If you dropped an old fashioned ten gram marshmallow to a neutron star,

the splash would be enough to vaporize a town. It would be a one gram splash.

And if you dropped it to a black hole with all the rest of the observable Universe

inside, it would be a ten gram splash. A ten gram marshmallow is the energy of

ten atomic bombs. I know, it doesn't look like that, and they'll sell you a whole

bag of them at the grocery store for a dollar nineteen. They have no idea what

they're doing. Almost no one sees this as it really is.

Because all this information was dumped on me so long ago I tend to see

the world this way, and I don't always remember that most people don't even

smell it. And it's for my failure to remember this that I apologize.

The energy of the explosion that blew Crater Lake in Oregon, long ago,

was only forty two pounds. It blew some thirty five cubic miles of rock to powder

and put it in the stratosphere at eighty thousand feet. That was forty two pounds.

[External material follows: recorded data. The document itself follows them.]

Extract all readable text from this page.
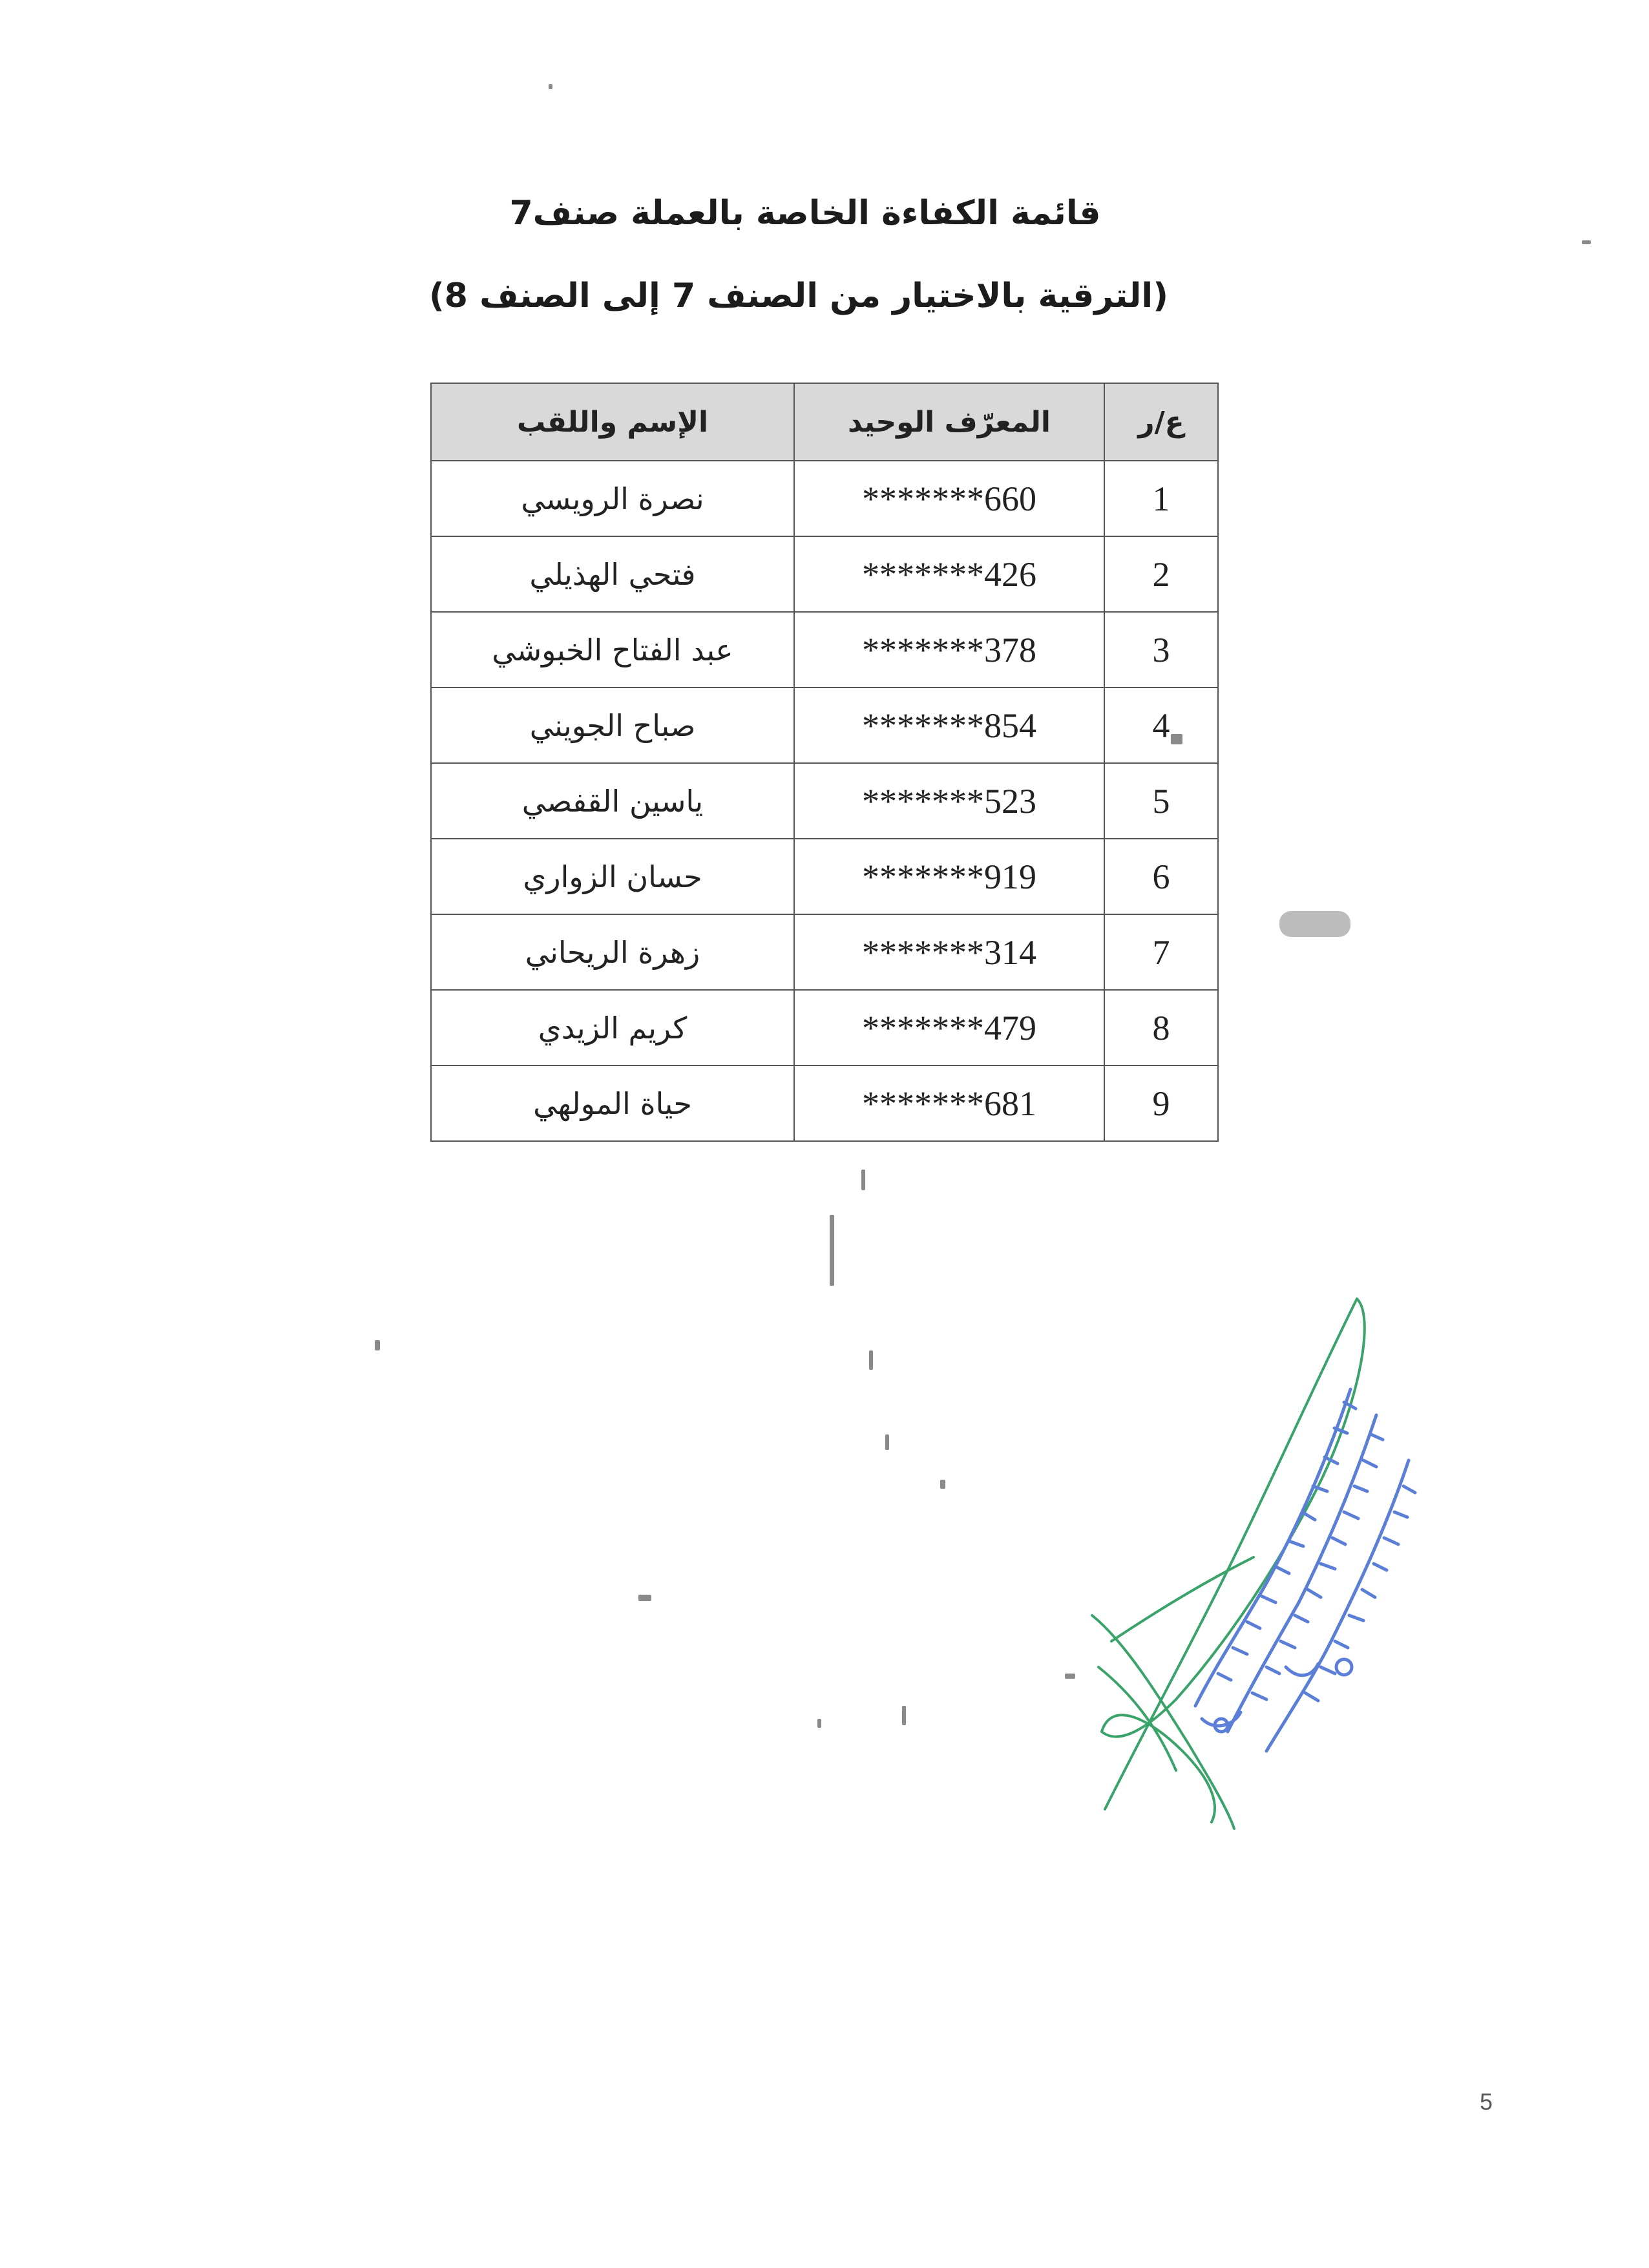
قائمة الكفاءة الخاصة بالعملة صنف7
(الترقية بالاختيار من الصنف 7 إلى الصنف 8)
ع/ر	المعرّف الوحيد	الإسم واللقب
1	*******660	نصرة الرويسي
2	*******426	فتحي الهذيلي
3	*******378	عبد الفتاح الخبوشي
4	*******854	صباح الجويني
5	*******523	ياسين القفصي
6	*******919	حسان الزواري
7	*******314	زهرة الريحاني
8	*******479	كريم الزيدي
9	*******681	حياة المولهي
5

The energy which the Sun releases, each second, is four and one half million

tons. It's been doing it for five billion years of seconds, and will continue for

another five. But when one of those iron core stars goes supernova (collapses to

a neutron star) in three quarters of one second it releases a hundred times as

much energy as the Sun releases in ten billion years. And that's only ten percent

of the mass of that star.

It's for not bearing all this in mind, when I talk to my friends, that I now

belatedly apologize.

The world is made of energy, and energy is the Underlying Existence

showing through.

John L. Dobson, February 10, 2006, Hollywood, California